For this area of program development, focusing on which energy system is the most dominant, you must think about how long the movements last in the sport. This will tell you what type of training and energy systems must be utilized to elicit the best results. Also, within the sport, examine the different positions as well. For example, a quarterback needs to train a little differently than a lineman or a defensive back. I'm sure you all knew that though ;)

There are three main energy systems that the human body relies on to restore energy for subsequent movement. I will briefly go over them, as I'm not an expert in Bioenergetics and all the mechanisms that go into each. One of the key things that I can tell you is that the body is always using a certain mixture of all three; never only one. The quicker and more intense the movement, the less oxygen needed and the more ATP/CP or glycogen needed. The deciding factors of what percent of each system will be utilized is what level of intensity and duration of time the training movement requires.You must also be aware that the rest between repeated bouts of activity within each of these systems is different. More elaboration on this follows....
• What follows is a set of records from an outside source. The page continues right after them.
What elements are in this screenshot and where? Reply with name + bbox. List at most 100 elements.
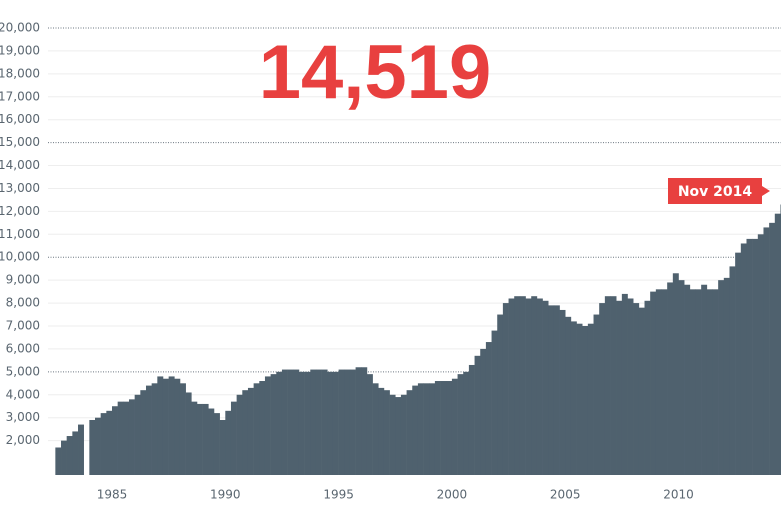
bar	[349, 369, 356, 475]
bar	[429, 383, 436, 475]
bar	[565, 316, 572, 475]
y-tick-label: 20,000	[0, 21, 40, 35]
y-tick-label: 15,000	[0, 135, 40, 149]
x-tick-label: 2010	[663, 488, 694, 502]
bar	[451, 378, 458, 475]
bar	[276, 371, 283, 475]
bar	[525, 298, 532, 475]
bar	[66, 436, 73, 475]
bar	[191, 401, 198, 475]
bar	[650, 291, 657, 475]
bar	[638, 307, 645, 475]
y-tick-label: 8,000	[6, 296, 40, 310]
bar	[463, 371, 470, 475]
x-tick-label: 1990	[210, 488, 241, 502]
y-tick-label: 9,000	[6, 273, 40, 287]
bar	[757, 234, 764, 475]
bar	[610, 296, 617, 475]
bar	[361, 367, 368, 475]
bar	[140, 390, 147, 475]
bar	[440, 381, 447, 475]
bar	[106, 410, 113, 475]
y-tick-label: 11,000	[0, 227, 40, 241]
bar	[661, 289, 668, 475]
bar	[378, 387, 385, 475]
bar	[633, 303, 640, 475]
y-tick-label: 5,000	[6, 364, 40, 378]
bar	[706, 289, 713, 475]
bar	[151, 383, 158, 475]
bar	[355, 367, 362, 475]
bar	[763, 227, 770, 475]
y-tick-label: 17,000	[0, 89, 40, 103]
bar	[701, 284, 708, 475]
bar	[310, 369, 317, 475]
bar	[259, 381, 266, 475]
bar	[242, 390, 249, 475]
bar	[576, 323, 583, 475]
bar	[746, 238, 753, 475]
x-tick-label: 1995	[323, 488, 354, 502]
bar	[417, 383, 424, 475]
bar	[695, 289, 702, 475]
bar	[55, 447, 62, 475]
bar	[389, 394, 396, 475]
bar	[497, 314, 504, 475]
bar	[616, 300, 623, 475]
bar	[208, 408, 215, 475]
bar	[412, 385, 419, 475]
bar	[383, 390, 390, 475]
bar	[570, 321, 577, 475]
y-tick-label: 2,000	[6, 433, 40, 447]
bar	[327, 371, 334, 475]
headline: 14,519	[259, 30, 491, 115]
bar	[655, 289, 662, 475]
bar	[315, 369, 322, 475]
bar	[542, 300, 549, 475]
y-tick-label: 3,000	[6, 410, 40, 424]
y-tick-label: 12,000	[0, 204, 40, 218]
bar	[678, 280, 685, 475]
bar	[740, 243, 747, 475]
bar	[264, 376, 271, 475]
bar	[344, 369, 351, 475]
annotation: Nov 2014	[678, 184, 753, 200]
bar	[508, 298, 515, 475]
bar	[627, 298, 634, 475]
bar	[298, 371, 305, 475]
bar	[247, 387, 254, 475]
bar	[604, 296, 611, 475]
y-tick-label: 16,000	[0, 112, 40, 126]
bar	[752, 238, 759, 475]
y-tick-label: 6,000	[6, 341, 40, 355]
bar	[553, 305, 560, 475]
bar	[134, 394, 141, 475]
bar	[599, 303, 606, 475]
bar	[366, 374, 373, 475]
bar	[769, 222, 776, 475]
bar	[491, 330, 498, 475]
bar	[400, 394, 407, 475]
bar	[213, 413, 220, 475]
bar	[667, 282, 674, 475]
y-tick-label: 4,000	[6, 387, 40, 401]
annotation-arrow	[762, 186, 770, 196]
bar	[185, 392, 192, 475]
bar	[202, 403, 209, 475]
bar	[735, 252, 742, 475]
bar	[531, 296, 538, 475]
bar	[712, 289, 719, 475]
bar	[446, 381, 453, 475]
bar	[689, 289, 696, 475]
bar	[89, 419, 96, 475]
bar	[406, 390, 413, 475]
bar	[774, 213, 781, 475]
bar	[236, 394, 243, 475]
bar	[548, 305, 555, 475]
bar	[157, 376, 164, 475]
bar	[61, 440, 67, 475]
bar	[718, 280, 725, 475]
bar	[519, 296, 526, 475]
x-tick-label: 2005	[550, 488, 581, 502]
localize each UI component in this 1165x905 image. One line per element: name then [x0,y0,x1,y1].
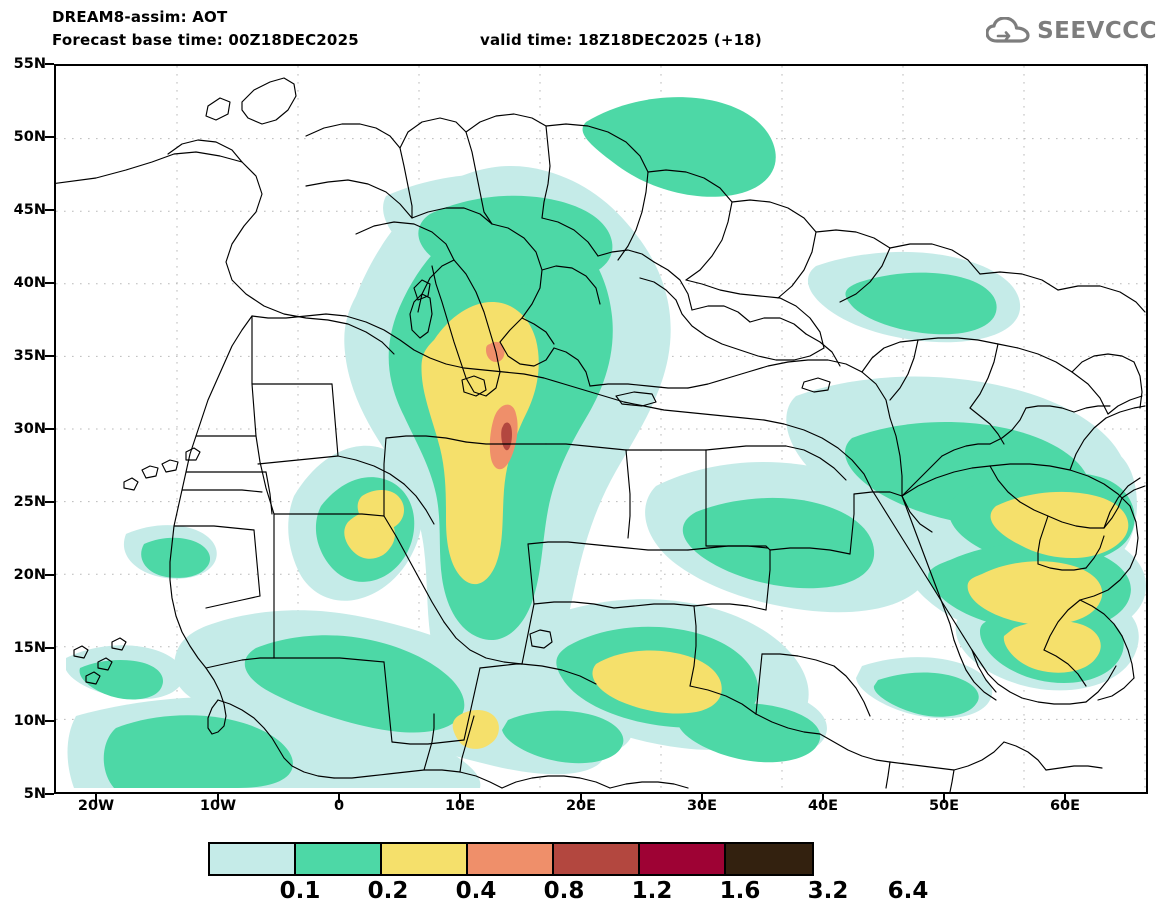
y-tick-label-50N: 50N [13,129,46,145]
logo-text: SEEVCCC [1037,18,1157,44]
y-tick-label-35N: 35N [13,348,46,364]
cloud-icon [986,17,1030,43]
colorbar-label-6.4: 6.4 [887,878,929,904]
colorbar-segment-0.8 [468,844,554,874]
colorbar-label-3.2: 3.2 [807,878,849,904]
x-tick-mark [943,794,945,803]
y-tick-mark [45,428,54,430]
y-tick-label-30N: 30N [13,421,46,437]
colorbar-segment-0.1 [210,844,296,874]
colorbar-label-0.1: 0.1 [279,878,321,904]
x-tick-mark [580,794,582,803]
colorbar-label-0.8: 0.8 [543,878,585,904]
x-tick-mark [95,794,97,803]
colorbar-segment-1.6 [640,844,726,874]
y-tick-label-20N: 20N [13,567,46,583]
y-tick-mark [45,574,54,576]
x-tick-mark [1064,794,1066,803]
y-tick-label-5N: 5N [23,786,46,802]
x-tick-mark [701,794,703,803]
valid-time-label: valid time: 18Z18DEC2025 (+18) [480,31,762,49]
colorbar-segment-0.4 [382,844,468,874]
y-tick-mark [45,793,54,795]
chart-header: DREAM8-assim: AOT Forecast base time: 00… [0,0,1165,58]
aot-band-1.2 [501,422,512,451]
x-tick-label-10E: 10E [444,798,476,814]
y-tick-mark [45,720,54,722]
forecast-base-time-label: Forecast base time: 00Z18DEC2025 [52,31,359,49]
map-plot-area[interactable] [54,64,1148,794]
x-tick-label-40E: 40E [807,798,839,814]
x-tick-label-20W: 20W [77,798,115,814]
colorbar-segment-0.2 [296,844,382,874]
y-tick-label-10N: 10N [13,713,46,729]
y-tick-mark [45,209,54,211]
colorbar-label-1.6: 1.6 [719,878,761,904]
x-tick-label-50E: 50E [928,798,960,814]
y-tick-mark [45,647,54,649]
x-tick-label-10W: 10W [199,798,237,814]
colorbar: 0.1 0.2 0.4 0.8 1.2 1.6 3.2 6.4 [0,836,1165,905]
page-title: DREAM8-assim: AOT [52,8,228,26]
x-tick-label-30E: 30E [686,798,718,814]
y-tick-label-55N: 55N [13,56,46,72]
colorbar-label-1.2: 1.2 [631,878,673,904]
x-tick-mark [822,794,824,803]
y-tick-mark [45,501,54,503]
colorbar-bands [208,842,814,876]
x-tick-mark [459,794,461,803]
coastlines-and-borders [56,77,1146,792]
colorbar-label-0.2: 0.2 [367,878,409,904]
x-tick-label-20E: 20E [565,798,597,814]
y-tick-label-25N: 25N [13,494,46,510]
x-tick-label-0: 0 [333,798,345,814]
y-tick-mark [45,136,54,138]
colorbar-segment-1.2 [554,844,640,874]
seevccc-logo: SEEVCCC [986,14,1157,48]
x-tick-mark [338,794,340,803]
y-tick-mark [45,355,54,357]
y-tick-mark [45,282,54,284]
y-tick-label-40N: 40N [13,275,46,291]
aot-contour-map [56,66,1146,792]
colorbar-segment-3.2 [726,844,812,874]
colorbar-label-0.4: 0.4 [455,878,497,904]
y-tick-label-45N: 45N [13,202,46,218]
x-tick-label-60E: 60E [1049,798,1081,814]
y-tick-mark [45,63,54,65]
x-tick-mark [217,794,219,803]
y-tick-label-15N: 15N [13,640,46,656]
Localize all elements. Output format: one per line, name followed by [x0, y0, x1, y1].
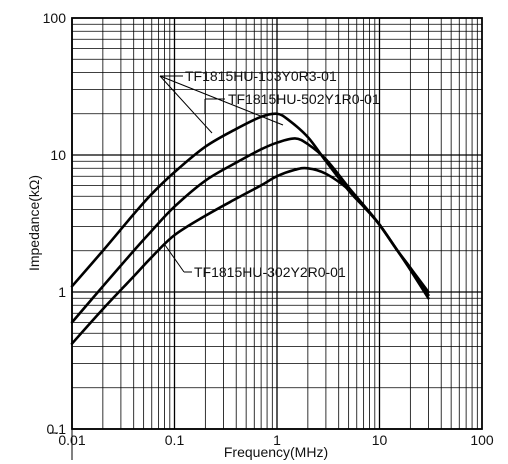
y-tick-label: 10	[50, 147, 66, 163]
y-axis-title: Impedance(kΩ)	[26, 175, 42, 271]
annotation-layer: TF1815HU-103Y0R3-01 TF1815HU-502Y1R0-01 …	[159, 68, 380, 280]
x-axis-title: Frequency(MHz)	[224, 444, 328, 460]
y-tick-label: 1	[58, 284, 66, 300]
annotation-leader-3a	[164, 244, 185, 273]
annotation-leader-1b	[159, 75, 284, 126]
series-layer	[70, 112, 430, 345]
x-tick-label: 100	[470, 432, 494, 448]
annotation-leader-1a	[159, 75, 213, 134]
annotation-label-1: TF1815HU-103Y0R3-01	[185, 68, 337, 84]
annotation-label-3: TF1815HU-302Y2R0-01	[194, 264, 346, 280]
y-tick-label: 0.1	[47, 421, 67, 437]
annotation-label-2: TF1815HU-502Y1R0-01	[228, 91, 380, 107]
plot-frame	[71, 17, 483, 430]
x-tick-label: 0.01	[58, 432, 85, 448]
y-tick-label: 100	[43, 10, 67, 26]
x-tick-label: 1	[273, 432, 281, 448]
x-tick-label: 10	[372, 432, 388, 448]
series-line-3	[70, 166, 430, 345]
x-tick-label: 0.1	[165, 432, 185, 448]
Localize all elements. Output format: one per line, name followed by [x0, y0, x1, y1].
1) ATP/CP System (Phosphagen System)  

This system is the first that comes into play. This system is required for shorter bursts of movement, so all the power type movements utilize this system the most. This system is dominant for powerful movements that last up to around 20 seconds. The percentage of maximum power used is 90-100%. Complete rest for these movements will fall between 1:12 to 1:20 (work to rest). An example of this would be a Snatch performed by a weightlifter (I know, I'm a little biased with my example!). This movement starts and ends in less than a second!

Think Kendrick Farris needs oxygen for a heavy clean? Think again!

2) Glycolytic System

This is the next system that comes into play. Intermediate length movements use this system the most. This system becomes more dominant if the movement continues beyond 20 seconds and lasts up to around 2-3 minutes. The percentage of maximum power used is about 35-90%, again, depending on the duration of the movement. Complete rest for these types of movements is 1:3 to 1:5. An example of this would be a 200m because an average time for this distance would be around 20 seconds, give or take a few seconds (depending on the level of the athlete).

Usain Bolt uses his glycolytic system fairly well; Wouldn't you agree?

3) Oxidative System

This is the last system used for activity. The movements that require this system the most are those movements that are very long in duration and very low intensity. More specifically, these movements last longer than 3 minutes and only require <35% of the maximal power that can be produced. Complete rest for these movements would be 1:1 to 1:3. An easy example of this would be a marathon runner. This activity lasts much longer than 3 minutes, so it is apparent that the primary energy system used would be the oxidative system.

Keep running! Only a few hours left!


While the science is indisputable, the practicality of training for these systems is a different story. If there is one thing I've learned in the first few years of my coaching career, it is that time is money and sometimes these systems cannot be trained 100% as they should be. Many times you may have to cut rest periods shorter for power-type activities that need longer rest periods because the kids you are training have to leave at a certain time, or their parents may just be impatient. Whatever the case, try to stick close to the work/rest ratios outlined above for the best results.

Wrap Up

There you have it! A few more kernels of knowledge to store in the "Training Methods Tool Box". I'd hope that, with this new information, you will all think differently about how you approach the development of your next training cycle. Train hard, train smart!